Editor’s Note: Nancy Gwinn, my mother’s sister, married Jacques Riboud in 1933, nine years before I was born. Though she and Jacques raised their five children in France, I remember meeting the Riboud family in 1946. That was the year the Bowe, Casey and Riboud families all travelled to Mt. Washington in Baltimore, Maryland for the funeral of Nancy’s mother, Elizabeth Tack Gwinn. All I remember about the Gwinn family house at 1809 Dixon Hill Road in 1946 are the second and third floor landings. That was the out of the way location where I played to my heart’s content with my cousins Betsy and Livie Riboud. (Chesley must have been too old to hang with a youngin like me.)
In the 1950s, both Nancy and Jacques made occasional trips to the States. Chicago was almost always a stop on these trips, as this was where Nancy’s sisters Martha Gwinn Casey and my mother were raising their own families.

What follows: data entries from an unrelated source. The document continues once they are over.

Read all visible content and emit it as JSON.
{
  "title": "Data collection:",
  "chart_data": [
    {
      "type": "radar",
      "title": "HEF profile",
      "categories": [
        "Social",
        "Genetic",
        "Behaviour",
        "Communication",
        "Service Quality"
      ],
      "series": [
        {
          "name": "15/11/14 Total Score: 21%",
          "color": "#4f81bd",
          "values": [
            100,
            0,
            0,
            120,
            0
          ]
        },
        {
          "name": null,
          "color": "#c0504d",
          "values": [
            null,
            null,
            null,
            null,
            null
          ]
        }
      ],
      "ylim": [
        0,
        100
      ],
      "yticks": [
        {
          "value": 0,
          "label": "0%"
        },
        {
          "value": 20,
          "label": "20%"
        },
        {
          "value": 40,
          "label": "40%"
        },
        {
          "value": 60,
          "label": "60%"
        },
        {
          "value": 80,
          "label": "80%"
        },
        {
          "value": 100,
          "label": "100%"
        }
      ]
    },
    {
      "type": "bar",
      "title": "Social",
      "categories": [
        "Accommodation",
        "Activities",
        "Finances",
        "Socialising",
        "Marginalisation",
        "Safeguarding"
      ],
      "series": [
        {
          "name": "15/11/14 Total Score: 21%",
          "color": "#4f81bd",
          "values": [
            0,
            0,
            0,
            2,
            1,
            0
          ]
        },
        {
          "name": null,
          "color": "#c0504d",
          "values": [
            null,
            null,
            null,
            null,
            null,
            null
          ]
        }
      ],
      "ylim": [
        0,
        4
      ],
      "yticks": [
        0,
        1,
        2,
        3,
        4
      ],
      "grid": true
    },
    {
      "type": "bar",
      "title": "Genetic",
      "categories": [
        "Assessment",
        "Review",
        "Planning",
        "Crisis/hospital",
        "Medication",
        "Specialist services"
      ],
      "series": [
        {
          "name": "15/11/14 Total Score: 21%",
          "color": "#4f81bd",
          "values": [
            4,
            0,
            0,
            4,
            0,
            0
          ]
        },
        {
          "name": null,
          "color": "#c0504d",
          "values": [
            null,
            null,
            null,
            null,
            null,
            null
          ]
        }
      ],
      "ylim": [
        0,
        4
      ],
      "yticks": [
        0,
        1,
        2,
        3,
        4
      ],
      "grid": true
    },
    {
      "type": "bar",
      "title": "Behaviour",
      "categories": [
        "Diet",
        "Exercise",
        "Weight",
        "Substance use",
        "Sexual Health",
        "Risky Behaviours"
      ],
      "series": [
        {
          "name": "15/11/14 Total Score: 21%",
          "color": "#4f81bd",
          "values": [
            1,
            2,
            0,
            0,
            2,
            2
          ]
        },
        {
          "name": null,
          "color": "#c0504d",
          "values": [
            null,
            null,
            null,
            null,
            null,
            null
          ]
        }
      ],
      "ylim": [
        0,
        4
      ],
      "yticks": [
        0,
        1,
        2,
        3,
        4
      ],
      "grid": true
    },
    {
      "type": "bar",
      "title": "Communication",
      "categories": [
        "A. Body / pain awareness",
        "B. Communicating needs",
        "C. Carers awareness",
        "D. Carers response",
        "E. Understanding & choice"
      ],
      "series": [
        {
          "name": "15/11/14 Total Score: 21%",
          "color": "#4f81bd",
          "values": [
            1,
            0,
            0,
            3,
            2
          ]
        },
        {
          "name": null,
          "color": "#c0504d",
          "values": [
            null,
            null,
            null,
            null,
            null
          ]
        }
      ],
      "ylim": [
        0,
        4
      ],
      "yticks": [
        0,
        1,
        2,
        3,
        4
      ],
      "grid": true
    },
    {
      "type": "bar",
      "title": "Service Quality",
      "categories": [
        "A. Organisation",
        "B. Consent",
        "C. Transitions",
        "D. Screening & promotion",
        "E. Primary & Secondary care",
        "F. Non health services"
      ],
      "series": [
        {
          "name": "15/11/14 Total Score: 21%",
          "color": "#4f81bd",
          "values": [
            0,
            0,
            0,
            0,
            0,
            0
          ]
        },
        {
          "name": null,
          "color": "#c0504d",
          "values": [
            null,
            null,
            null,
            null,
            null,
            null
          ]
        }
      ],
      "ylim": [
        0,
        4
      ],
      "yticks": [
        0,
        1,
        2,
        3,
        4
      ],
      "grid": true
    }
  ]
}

When I got to college, I began making reciprocal trips across the Atlantic to visit the Ribouds. Later, my business trips to Europe for Encyclopaedia Britannica gave me regular opportunities to visit France. Following in my mother’s footsteps over the decades, I’ve been able to add photos of my Aunt Nancy to the ones my mother had carefully placed in her photo albums.
In looking at these photographs today, it’s possible to see the full arc of Nancy’s life, from a childhood playing with her sisters in Baltimore to her mature years, surrounded as she was by not only her own children, but a host of adoring grandchildren, nieces and nephews.